Educate. Boards are maturing in their understanding of cybersecurity
and asking more detailed questions. They don’t just want to know if
the latest threat pertains to the organization, but in what ways and
how you know that. Start thinking now about the information and
capabilities you need to help you communicate in a simple and clear
way. For example, if there is a new vulnerability or threat in the
news, the CEO may ask: “What is it?”, “Does it pertain to us?”, or
“How are we impacted?”. You need to be able to answer in a clear and
concise manner. This involves understanding external data on the
threat, identifying events and associated indicators from your own
internal systems and correlating the two for context and relevance to
your environment.

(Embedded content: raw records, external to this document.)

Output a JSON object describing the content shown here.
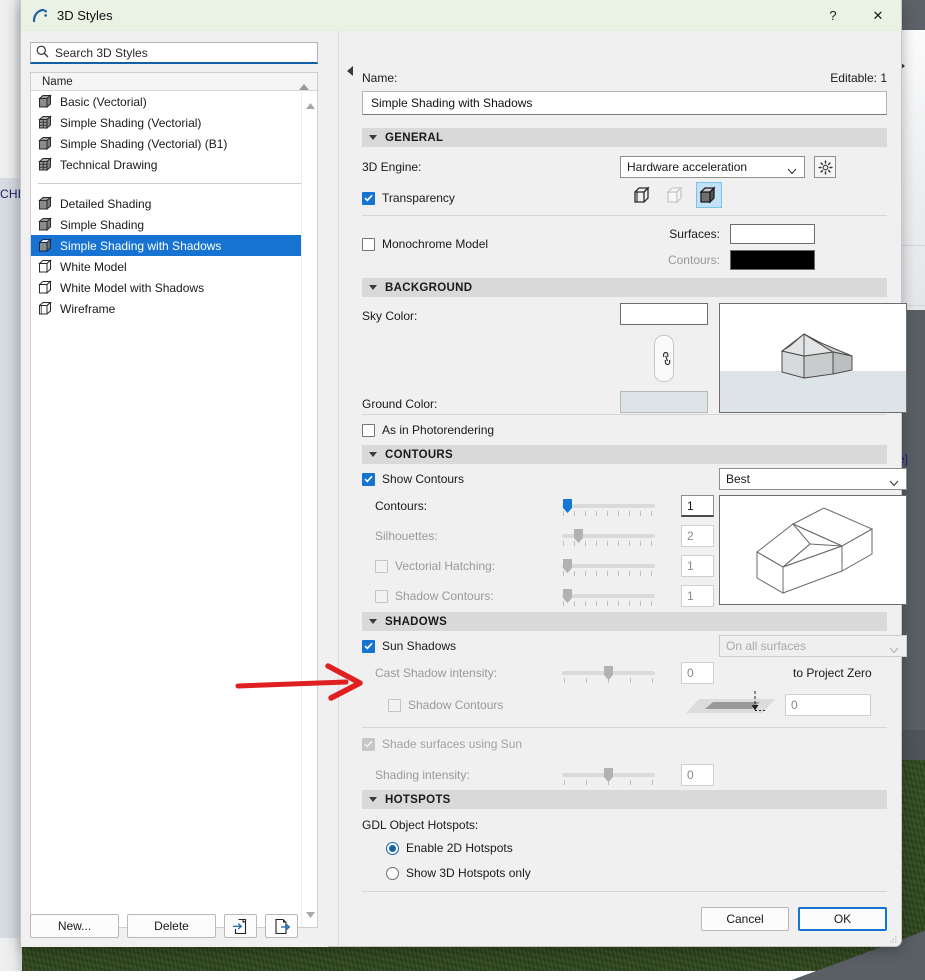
{
  "window": {
    "title": "3D Styles",
    "icon": "archicad-3d-styles-icon",
    "help_label": "?",
    "close_label": "✕"
  },
  "background": {
    "fragment_left": "CHE",
    "fragment_right": "e]"
  },
  "left_panel": {
    "search": {
      "placeholder": "Search 3D Styles",
      "value": "",
      "icon": "search-icon"
    },
    "list_header": {
      "column": "Name",
      "sort_icon": "sort-ascending-icon"
    },
    "group_1": [
      {
        "label": "Basic (Vectorial)",
        "icon": "style-solid-icon"
      },
      {
        "label": "Simple Shading (Vectorial)",
        "icon": "style-hatched-icon"
      },
      {
        "label": "Simple Shading (Vectorial) (B1)",
        "icon": "style-solid-icon"
      },
      {
        "label": "Technical Drawing",
        "icon": "style-hatched-icon"
      }
    ],
    "group_2": [
      {
        "label": "Detailed Shading",
        "icon": "style-solid-icon",
        "selected": false
      },
      {
        "label": "Simple Shading",
        "icon": "style-solid-icon",
        "selected": false
      },
      {
        "label": "Simple Shading with Shadows",
        "icon": "style-solid-icon",
        "selected": true
      },
      {
        "label": "White Model",
        "icon": "style-white-icon",
        "selected": false
      },
      {
        "label": "White Model with Shadows",
        "icon": "style-white-icon",
        "selected": false
      },
      {
        "label": "Wireframe",
        "icon": "style-wireframe-icon",
        "selected": false
      }
    ],
    "buttons": {
      "new": "New...",
      "delete": "Delete",
      "import_icon": "import-style-icon",
      "export_icon": "export-style-icon"
    },
    "scroll": {
      "up_icon": "scroll-up-arrow",
      "down_icon": "scroll-down-arrow"
    },
    "collapse_icon": "collapse-panel-arrow"
  },
  "right_panel": {
    "name_label": "Name:",
    "editable_label": "Editable: 1",
    "name_value": "Simple Shading with Shadows",
    "general": {
      "header": "GENERAL",
      "engine_label": "3D Engine:",
      "engine_value": "Hardware acceleration",
      "engine_options": [
        "Hardware acceleration"
      ],
      "engine_settings_icon": "gear-icon",
      "transparency_label": "Transparency",
      "transparency_checked": true,
      "mode_icons": [
        {
          "name": "wireframe-cube-icon",
          "selected": false,
          "disabled": false
        },
        {
          "name": "hidden-line-cube-icon",
          "selected": false,
          "disabled": true
        },
        {
          "name": "shaded-cube-icon",
          "selected": true,
          "disabled": false
        }
      ],
      "monochrome_label": "Monochrome Model",
      "monochrome_checked": false,
      "surfaces_label": "Surfaces:",
      "surfaces_color": "#ffffff",
      "contours_label": "Contours:",
      "contours_color": "#000000"
    },
    "background": {
      "header": "BACKGROUND",
      "sky_label": "Sky Color:",
      "sky_color": "#ffffff",
      "ground_label": "Ground Color:",
      "ground_color": "#dde4e8",
      "link_icon": "chain-link-icon",
      "preview_name": "background-preview",
      "photorendering_label": "As in Photorendering",
      "photorendering_checked": false
    },
    "contours": {
      "header": "CONTOURS",
      "show_label": "Show Contours",
      "show_checked": true,
      "quality_value": "Best",
      "quality_options": [
        "Best"
      ],
      "rows": [
        {
          "label": "Contours:",
          "value": "1",
          "slider_pct": 3,
          "enabled": true,
          "has_checkbox": false,
          "checked": false,
          "accent": true
        },
        {
          "label": "Silhouettes:",
          "value": "2",
          "slider_pct": 13,
          "enabled": false,
          "has_checkbox": false,
          "checked": false,
          "accent": false
        },
        {
          "label": "Vectorial Hatching:",
          "value": "1",
          "slider_pct": 3,
          "enabled": false,
          "has_checkbox": true,
          "checked": false,
          "accent": false
        },
        {
          "label": "Shadow Contours:",
          "value": "1",
          "slider_pct": 3,
          "enabled": false,
          "has_checkbox": true,
          "checked": false,
          "accent": false
        }
      ],
      "preview_name": "contours-preview"
    },
    "shadows": {
      "header": "SHADOWS",
      "sun_shadows_label": "Sun Shadows",
      "sun_shadows_checked": true,
      "surfaces_value": "On all surfaces",
      "surfaces_options": [
        "On all surfaces"
      ],
      "cast_intensity_label": "Cast Shadow intensity:",
      "cast_intensity_value": "0",
      "cast_intensity_pct": 50,
      "to_project_zero_label": "to Project Zero",
      "shadow_contours_label": "Shadow Contours",
      "shadow_contours_checked": false,
      "offset_value": "0",
      "offset_icon": "shadow-offset-diagram",
      "shade_surfaces_label": "Shade surfaces using Sun",
      "shade_surfaces_checked": true,
      "shading_intensity_label": "Shading intensity:",
      "shading_intensity_value": "0",
      "shading_intensity_pct": 50
    },
    "hotspots": {
      "header": "HOTSPOTS",
      "gdl_label": "GDL Object Hotspots:",
      "options": [
        {
          "label": "Enable 2D Hotspots",
          "selected": true
        },
        {
          "label": "Show 3D Hotspots only",
          "selected": false
        }
      ]
    },
    "footer": {
      "cancel": "Cancel",
      "ok": "OK"
    }
  },
  "annotation": {
    "type": "red-arrow",
    "points_at": "Cast Shadow intensity:",
    "color": "#e02020"
  },
  "colors": {
    "accent": "#1673d1",
    "selection": "#1673d1",
    "title_bar": "#eaf2e4",
    "dialog_bg": "#f0f0f0",
    "section_hdr": "#d9d9d9"
  }
}
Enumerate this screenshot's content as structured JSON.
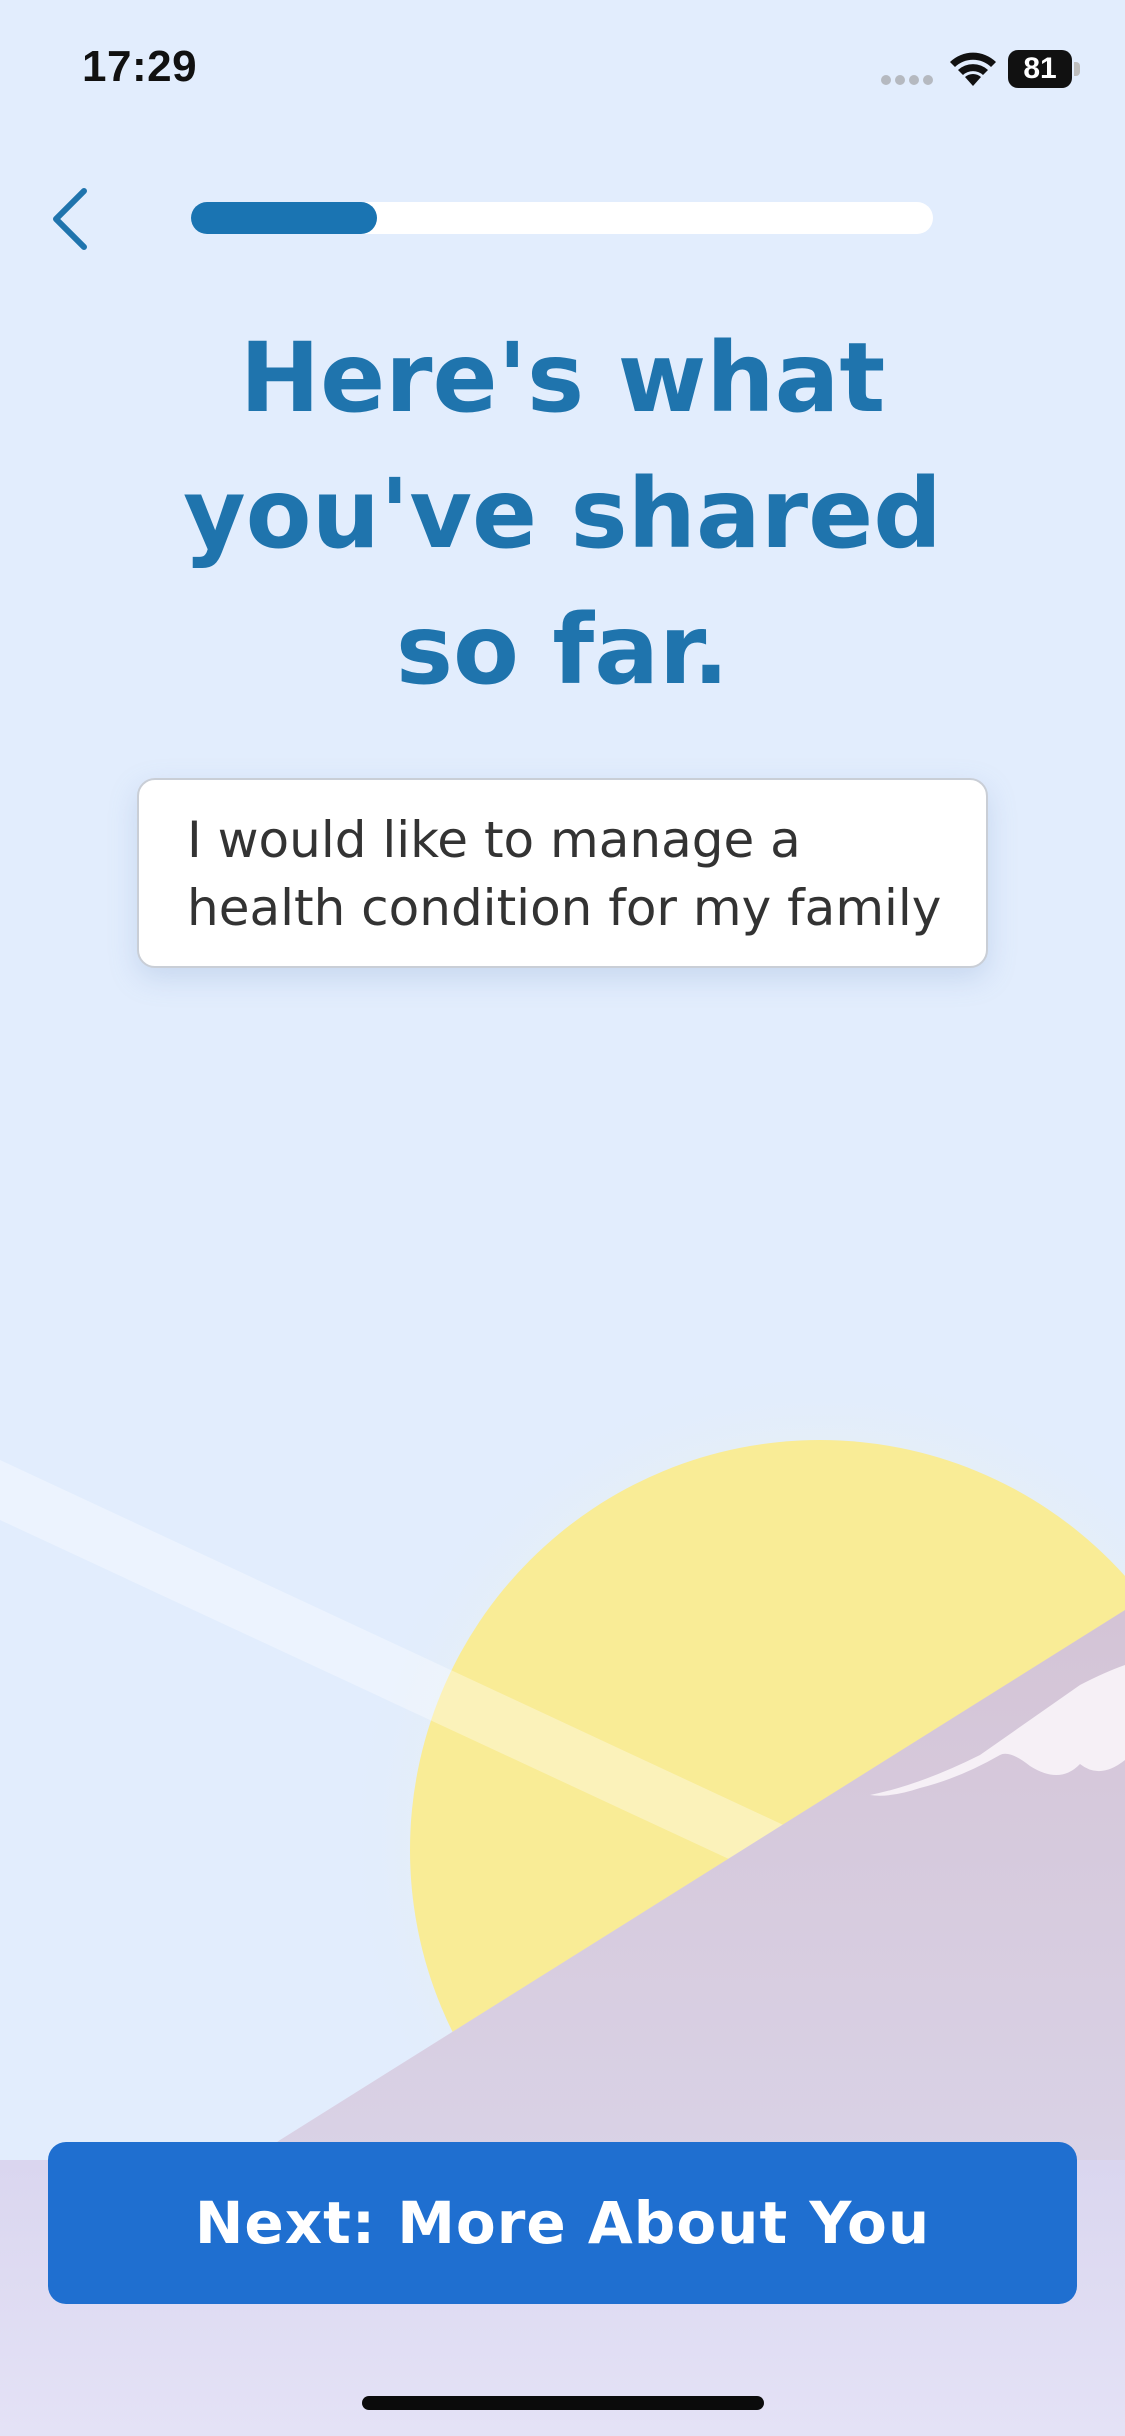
{
  "status_bar": {
    "time": "17:29",
    "battery_level": "81",
    "signal_icon": "cellular-signal-icon",
    "wifi_icon": "wifi-icon",
    "battery_icon": "battery-icon"
  },
  "nav": {
    "back_icon": "chevron-left-icon",
    "progress_fraction": 0.25
  },
  "main": {
    "title": "Here's what\nyou've shared\nso far.",
    "answer": "I would like to manage a health condition for my family"
  },
  "footer": {
    "next_label": "Next: More About You"
  },
  "colors": {
    "background": "#e2edfd",
    "accent": "#1f74ad",
    "button": "#1f6fd0",
    "sun": "#f9ec96",
    "mountain": "#d6c9dd"
  }
}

With this information you can explain, in a format
that is easily digestible for people who don’t live and breathe
security, whether or not they should be concerned about a recent
attack that made the headlines. Simple explanations help put their
mind at ease, whether the news is good, (e.g., “The latest ransomware
attack is taking advantage of a vulnerability we’ve already patched,
so this isn’t a threat to be concerned about.”) or not so good, (e.g.,
“Internal data and events indicate some evidence of potential
malicious activity, so we’re taking steps to contain it and are now
remediating the affected systems.”)
As we look to the remainder of 2020 and where we should focus our
attention, I encourage security leaders to take advantage of one of
the few silver linings of the pandemic – a renewed appreciation for
the role of security experts. Put communications at the top of your
priority list, not only to showcase the value your department
provides, but to lay a foundation of knowledge and trust that will
likely pay dividends when budgeting season rolls around.